İstanbul Türkiye’nin eşitsizlik, yoksulluk, evsizlik ve bir çok sosyal sorununun merkezi olmasına ek olarak ekolojik açıdan da yıkımın merkezidir. Çevre Mühendisleri Odası İstanbul Şubesi’nin hava kirliliği, su ve atık su, toprak kirliliği, gürültü kirliliği ve Kanal İstanbul projesi olmak üzere beş ana bölümden oluşan raporu İstanbul’un katil projelerin odağı haline geldiğini anlatmaktadır (ÇMO, 2018). Karada ve denizde İstanbul’da birçok tür yok olmuş veya yok olma tehlikesi altındadır (Hürriyet, 2000).
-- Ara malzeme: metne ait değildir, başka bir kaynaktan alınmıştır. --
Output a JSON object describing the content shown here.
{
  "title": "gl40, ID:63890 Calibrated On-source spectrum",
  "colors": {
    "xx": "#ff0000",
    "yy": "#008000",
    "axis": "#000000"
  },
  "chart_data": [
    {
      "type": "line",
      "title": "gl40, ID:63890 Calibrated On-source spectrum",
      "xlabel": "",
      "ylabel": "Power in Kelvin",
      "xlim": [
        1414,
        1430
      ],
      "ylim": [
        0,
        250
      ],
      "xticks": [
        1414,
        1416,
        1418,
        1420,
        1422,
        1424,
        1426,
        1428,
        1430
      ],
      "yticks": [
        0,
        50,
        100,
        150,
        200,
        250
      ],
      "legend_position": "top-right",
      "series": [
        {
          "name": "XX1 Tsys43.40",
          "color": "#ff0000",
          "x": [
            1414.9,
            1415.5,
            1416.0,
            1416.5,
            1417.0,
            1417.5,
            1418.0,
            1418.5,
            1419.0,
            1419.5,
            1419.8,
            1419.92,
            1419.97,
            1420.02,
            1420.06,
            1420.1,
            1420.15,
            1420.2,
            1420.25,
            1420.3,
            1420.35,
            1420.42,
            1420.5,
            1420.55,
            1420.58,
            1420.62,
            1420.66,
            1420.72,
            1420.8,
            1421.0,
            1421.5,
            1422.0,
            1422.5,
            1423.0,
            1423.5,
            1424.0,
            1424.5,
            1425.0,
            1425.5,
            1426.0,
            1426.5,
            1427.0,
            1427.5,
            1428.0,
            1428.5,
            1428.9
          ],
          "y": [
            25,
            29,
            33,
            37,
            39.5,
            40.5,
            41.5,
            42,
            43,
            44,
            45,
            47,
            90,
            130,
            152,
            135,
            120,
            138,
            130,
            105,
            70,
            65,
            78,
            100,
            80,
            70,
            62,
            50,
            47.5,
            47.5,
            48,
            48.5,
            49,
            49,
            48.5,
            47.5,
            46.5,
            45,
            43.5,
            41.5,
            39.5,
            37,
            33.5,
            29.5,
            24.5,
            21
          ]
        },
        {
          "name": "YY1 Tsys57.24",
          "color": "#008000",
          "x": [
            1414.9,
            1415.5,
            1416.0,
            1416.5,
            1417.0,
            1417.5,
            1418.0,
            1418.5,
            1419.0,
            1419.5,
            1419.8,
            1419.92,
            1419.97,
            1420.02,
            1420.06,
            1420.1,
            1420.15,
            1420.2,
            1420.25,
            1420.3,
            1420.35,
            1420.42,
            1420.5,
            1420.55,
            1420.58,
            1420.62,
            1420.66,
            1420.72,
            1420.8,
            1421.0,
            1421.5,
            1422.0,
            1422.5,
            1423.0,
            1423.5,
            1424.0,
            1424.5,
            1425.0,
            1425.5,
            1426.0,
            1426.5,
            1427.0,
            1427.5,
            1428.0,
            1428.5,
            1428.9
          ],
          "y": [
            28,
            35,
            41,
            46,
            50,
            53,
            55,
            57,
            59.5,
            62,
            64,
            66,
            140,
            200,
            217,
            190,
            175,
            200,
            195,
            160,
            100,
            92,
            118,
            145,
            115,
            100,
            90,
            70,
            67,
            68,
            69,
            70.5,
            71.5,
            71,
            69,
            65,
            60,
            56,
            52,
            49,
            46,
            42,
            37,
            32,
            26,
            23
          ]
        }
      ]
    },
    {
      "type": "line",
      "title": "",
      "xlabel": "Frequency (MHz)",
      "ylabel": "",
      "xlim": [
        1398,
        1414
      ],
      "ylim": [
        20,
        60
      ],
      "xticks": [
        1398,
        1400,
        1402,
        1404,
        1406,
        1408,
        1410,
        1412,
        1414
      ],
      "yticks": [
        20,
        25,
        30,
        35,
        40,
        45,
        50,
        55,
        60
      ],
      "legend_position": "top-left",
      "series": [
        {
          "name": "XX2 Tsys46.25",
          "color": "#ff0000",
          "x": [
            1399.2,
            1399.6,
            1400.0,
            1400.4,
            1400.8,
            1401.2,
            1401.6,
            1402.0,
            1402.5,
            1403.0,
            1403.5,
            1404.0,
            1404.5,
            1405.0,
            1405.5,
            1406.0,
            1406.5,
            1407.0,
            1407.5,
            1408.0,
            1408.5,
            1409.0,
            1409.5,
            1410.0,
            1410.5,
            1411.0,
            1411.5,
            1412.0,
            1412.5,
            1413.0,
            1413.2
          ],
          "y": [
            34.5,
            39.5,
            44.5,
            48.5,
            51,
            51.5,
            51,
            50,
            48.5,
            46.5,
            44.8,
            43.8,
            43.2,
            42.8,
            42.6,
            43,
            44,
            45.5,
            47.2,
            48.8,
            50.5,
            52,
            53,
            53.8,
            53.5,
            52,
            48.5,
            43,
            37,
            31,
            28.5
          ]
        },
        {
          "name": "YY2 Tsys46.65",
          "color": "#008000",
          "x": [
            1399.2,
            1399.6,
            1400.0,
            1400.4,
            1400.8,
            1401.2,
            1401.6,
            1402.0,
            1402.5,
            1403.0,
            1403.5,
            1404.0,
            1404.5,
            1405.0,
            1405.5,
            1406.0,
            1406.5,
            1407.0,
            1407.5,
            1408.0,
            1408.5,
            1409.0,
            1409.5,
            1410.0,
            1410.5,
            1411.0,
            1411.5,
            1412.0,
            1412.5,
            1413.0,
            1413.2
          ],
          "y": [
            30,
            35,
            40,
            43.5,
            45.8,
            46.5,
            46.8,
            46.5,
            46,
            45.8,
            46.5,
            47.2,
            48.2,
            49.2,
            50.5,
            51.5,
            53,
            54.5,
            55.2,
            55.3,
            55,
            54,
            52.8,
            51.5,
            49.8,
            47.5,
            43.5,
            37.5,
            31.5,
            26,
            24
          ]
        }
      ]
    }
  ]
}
Yani milyarlarca yıldır insandan önce İstanbul’lu olan çeşitli yaşam türleri son 100 yıldaki kentleşmenin kurbanı olmakta, bu da ekolojik yaşamı  tehdit etmektedir.

İstanbul’luların Birbiriyle İlintili Derin Sorunları, Mahalle Toplantılarının Haritalaştırılması, Ezgi İlknur Özkan, De-Urban Design Studio

  1. İhtiyaç olan öncelikle bir vizyondur

2.1. Mevcut Durum Kabul Edilemez ve Sürdürülemez

İstanbul’un sosyal ve ekolojik yapısının analizi, mevcut kentleşmenin yan ürünleri olarak endüstriyel tarım, petrol bağımlılığı, kirlilik, iklim krizi, yoksullaşma, göç ve sosyal çatışmalar gibi sorunları beraberinde getirdiğini göstermektedir. İstanbul’un mevcut sosyal ve ekonomik durumu, başta Türkiye olmak üzere dünyanın birçok kentinin fakirleşmesine neden olan insan, bilgi ve sermayenin göçüyle oluşmaktadır. Bu durum, giderek  kentte yaşayanlar  arasında sosyal adaletsizliğin artmasına, az gelirli ve incinebilir grupların yaşamının zorlaşmasına sebep olmakta ve ekolojik yıkımı beraberinde getirmektedir.Tüm bu sebeplerden dolayı da mevcut durum kabul edilebilir ve sürdürülebilir değildir.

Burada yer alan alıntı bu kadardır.